Der Unterricht in der Münchner Schule für Chorkunst erfolgt in russischer Sprache. Im Kulturzentrum Trudering präsentieren die Sänger ein Programm mit internationalen Liedern

Von Barbara Hordych

Die Musikauswahl spricht für sich: "Schafe können sicher weiden, wo ein guter Hirte wacht. Wo Regenten wohl regieren, kann man Ruh' und Frieden spüren, und was Länder glücklich macht." Zwanzig Kinder intonieren Johann Sebastian Bachs Arie aus der Jagdkantate BWV 208. Die acht- bis zwölfjährigen Sänger haben sich im Unterrichtsraum der russischen Schule für Chorkunst an der Einsteinstraße für eine Probe zu ihrem Auftritt am Samstag versammelt.
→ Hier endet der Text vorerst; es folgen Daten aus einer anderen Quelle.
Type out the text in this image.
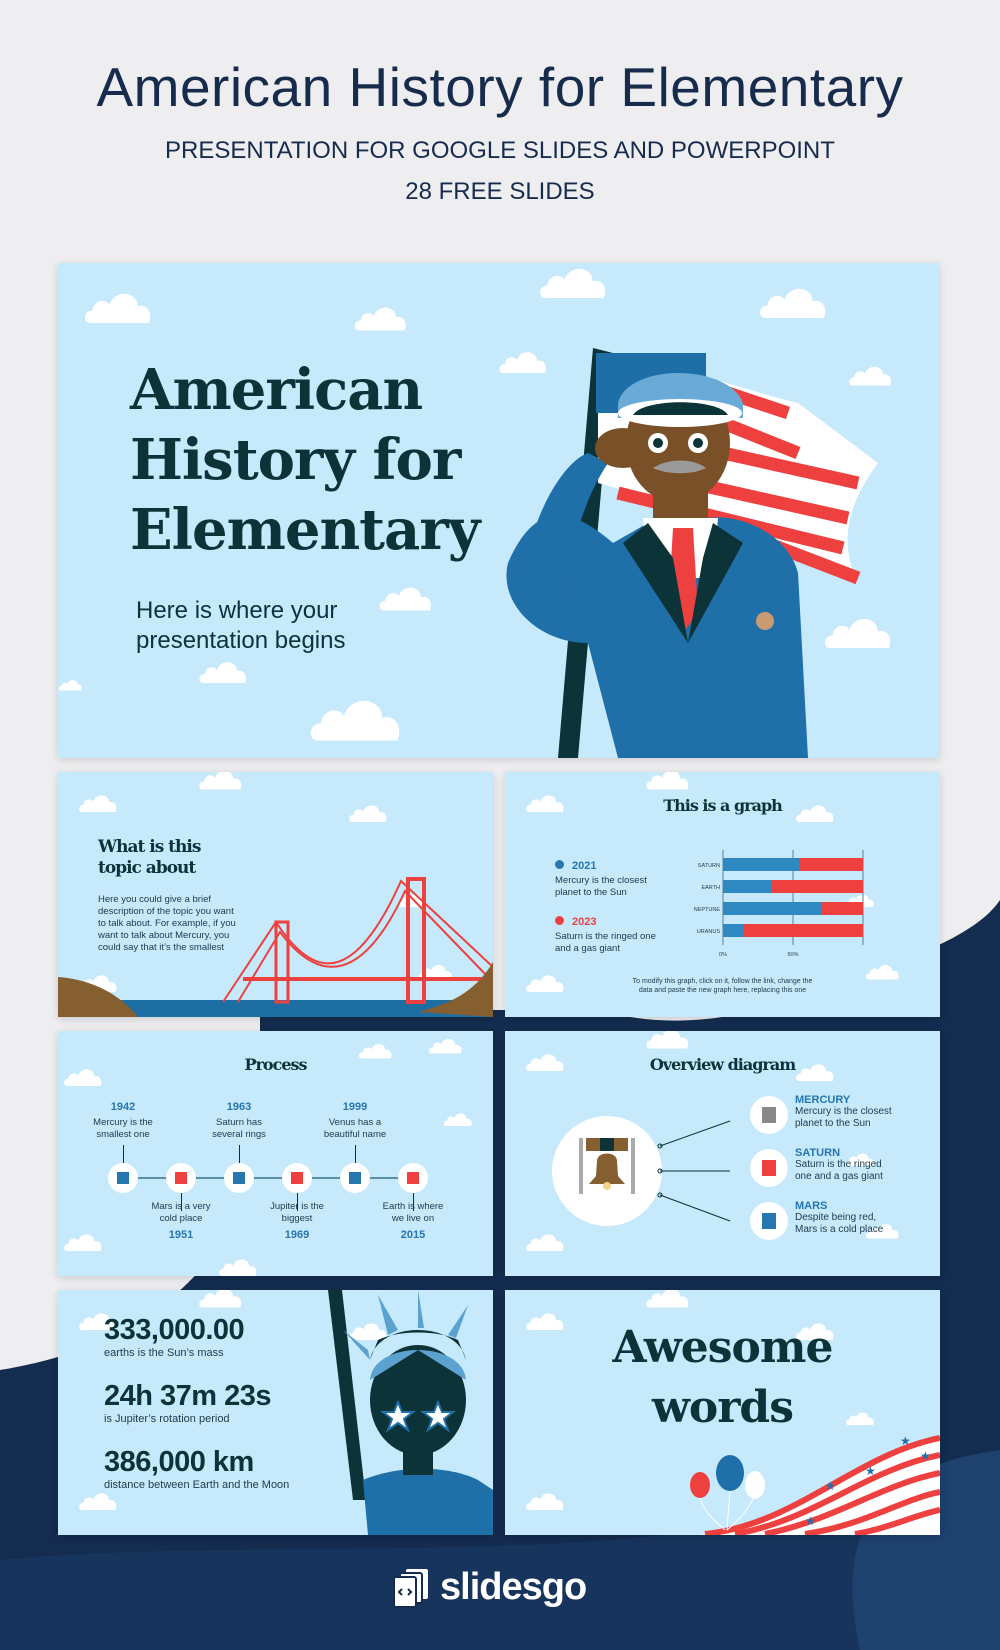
American History for Elementary
PRESENTATION FOR GOOGLE SLIDES AND POWERPOINT
28 FREE SLIDES
American
History for
Elementary
Here is where your
presentation begins
What is this
topic about
Here you could give a brief
description of the topic you want
to talk about. For example, if you
want to talk about Mercury, you
could say that it’s the smallest
This is a graph
2021
Mercury is the closest
planet to the Sun
2023
Saturn is the ringed one
and a gas giant
SATURN
EARTH
NEPTUNE
URANUS
0%	50%
To modify this graph, click on it, follow the link, change the
data and paste the new graph here, replacing this one
Process
1942
Mercury is the
smallest one
1951
Mars is a very
cold place
1963
Saturn has
several rings
1969
Jupiter is the
biggest
1999
Venus has a
beautiful name
2015
Earth is where
we live on
Overview diagram
MERCURY
Mercury is the closest
planet to the Sun
SATURN
Saturn is the ringed
one and a gas giant
MARS
Despite being red,
Mars is a cold place
333,000.00
earths is the Sun’s mass
24h 37m 23s
is Jupiter’s rotation period
386,000 km
distance between Earth and the Moon
Awesome
words
★
★
★
★
★
slidesgo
Unter der Leitung von Maxim Matiuschenkov wird der Konzertchor im Kulturzentrum Trudering ein Programm mit russischen Volksliedern, aber auch mit Liedern von Franz Schubert sowie italienischen und amerikanischen Weisen zu Gehör bringen.

"Wenn alle Völker sich mit Gesang und Musik verständigen würden, gäbe es vielleicht weniger Probleme - deshalb ist dieses Konzert dem Frieden in der Welt gewidmet", erklärt Matiuschenkov, anknüpfend an die Worte von den wohl regierenden Regenten, die "Ruh' und Frieden" bringen. Der Leiter der Chorschule stammt aus Weißrussland und studierte Operngesang und Musiktheater am Mozarteum Salzburg. Seit 2012 lebt er in München, wo er an der Schule für Chorkunst drei altersmäßig gestaffelte Kinderchöre und den Erwachsenen-Kammerchor unterrichtet. Alle diese Gruppen treten beim Konzert in Trudering auf, zum Abschluss singen der Russische Kammerchor und der Kinder-Konzertchor gemeinsam Benjamin Brittens "Der Kuckuck", in englischer Sprache und in russischer Übersetzung.
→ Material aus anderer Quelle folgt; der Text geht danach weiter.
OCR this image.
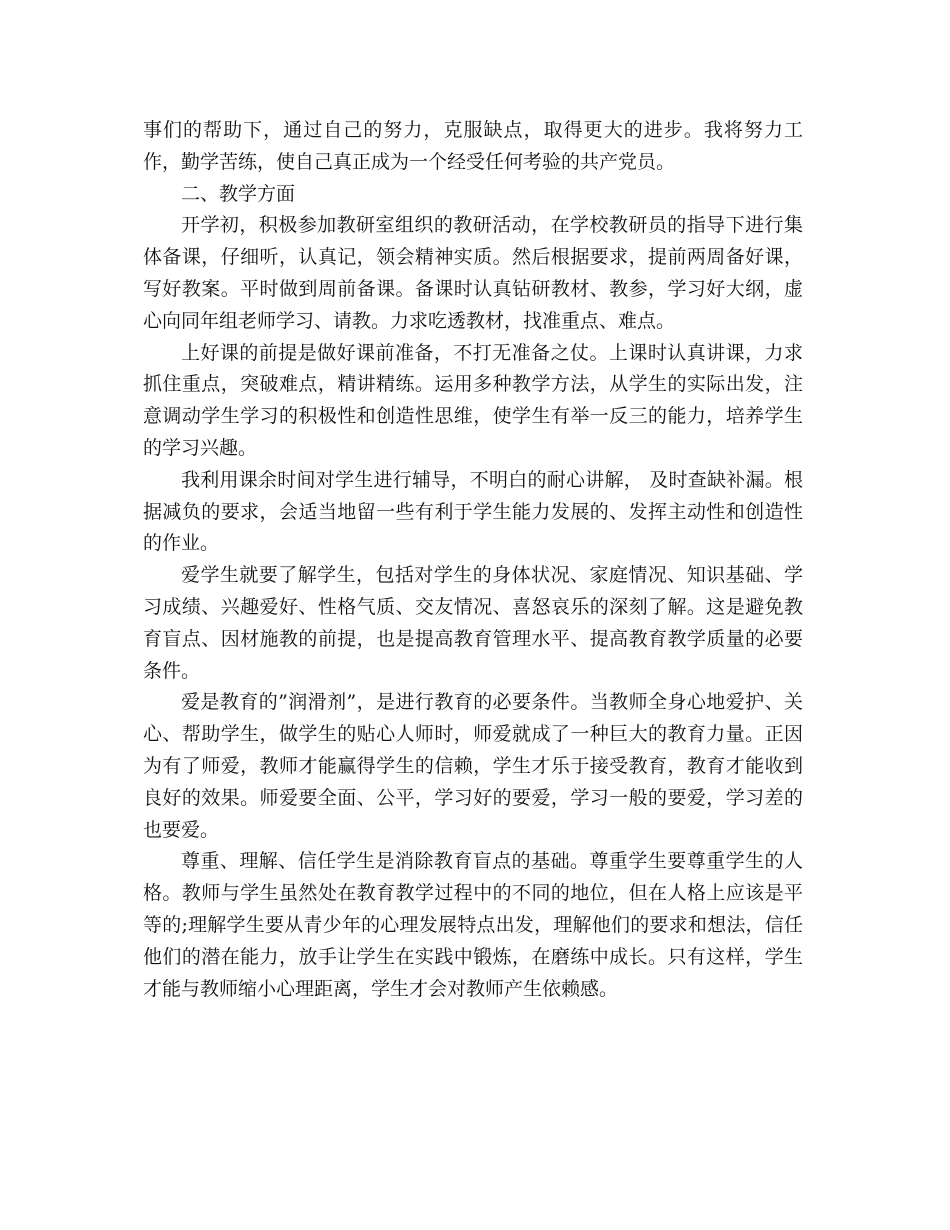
事们的帮助下，通过自己的努力，克服缺点，取得更大的进步。我将努力工作，勤学苦练，使自己真正成为一个经受任何考验的共产党员。

二、教学方面

开学初，积极参加教研室组织的教研活动，在学校教研员的指导下进行集体备课，仔细听，认真记，领会精神实质。然后根据要求，提前两周备好课，写好教案。平时做到周前备课。备课时认真钻研教材、教参，学习好大纲，虚心向同年组老师学习、请教。力求吃透教材，找准重点、难点。

上好课的前提是做好课前准备，不打无准备之仗。上课时认真讲课，力求抓住重点，突破难点，精讲精练。运用多种教学方法，从学生的实际出发，注意调动学生学习的积极性和创造性思维，使学生有举一反三的能力，培养学生的学习兴趣。

我利用课余时间对学生进行辅导，不明白的耐心讲解， 及时查缺补漏。根据减负的要求，会适当地留一些有利于学生能力发展的、发挥主动性和创造性的作业。

爱学生就要了解学生，包括对学生的身体状况、家庭情况、知识基础、学习成绩、兴趣爱好、性格气质、交友情况、喜怒哀乐的深刻了解。这是避免教育盲点、因材施教的前提，也是提高教育管理水平、提高教育教学质量的必要条件。

爱是教育的”润滑剂”，是进行教育的必要条件。当教师全身心地爱护、关心、帮助学生，做学生的贴心人师时，师爱就成了一种巨大的教育力量。正因为有了师爱，教师才能赢得学生的信赖，学生才乐于接受教育，教育才能收到良好的效果。师爱要全面、公平，学习好的要爱，学习一般的要爱，学习差的也要爱。

尊重、理解、信任学生是消除教育盲点的基础。尊重学生要尊重学生的人格。教师与学生虽然处在教育教学过程中的不同的地位，但在人格上应该是平等的;理解学生要从青少年的心理发展特点出发，理解他们的要求和想法，信任他们的潜在能力，放手让学生在实践中锻炼，在磨练中成长。只有这样，学生才能与教师缩小心理距离，学生才会对教师产生依赖感。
Ein deutlich international angelegtes Programm also, auch wenn der Unterricht der Kinder in russischer Sprache erfolgt. Diese springen mühelos zwischen Deutsch und Russisch hin und her, und wenn es mal hapert mit dem Verstehen, helfen sie sich untereinander. "Alle Kinder kommen aus russischsprachigen Familien oder aus Familien mit russischem Migrationshintergrund", erzählt Matthias Kobro. Der Konferenzdolmetscher für Russisch und Englisch ist einer der Initiatoren für die 2014 gegründete Chorkunstschule. Und Vater zweier Kinder, die selbstverständlich auch schon im Chor singen - die fünfjährige Tochter im Chor der Jüngsten, der neunjährige Sohn im Konzertchor.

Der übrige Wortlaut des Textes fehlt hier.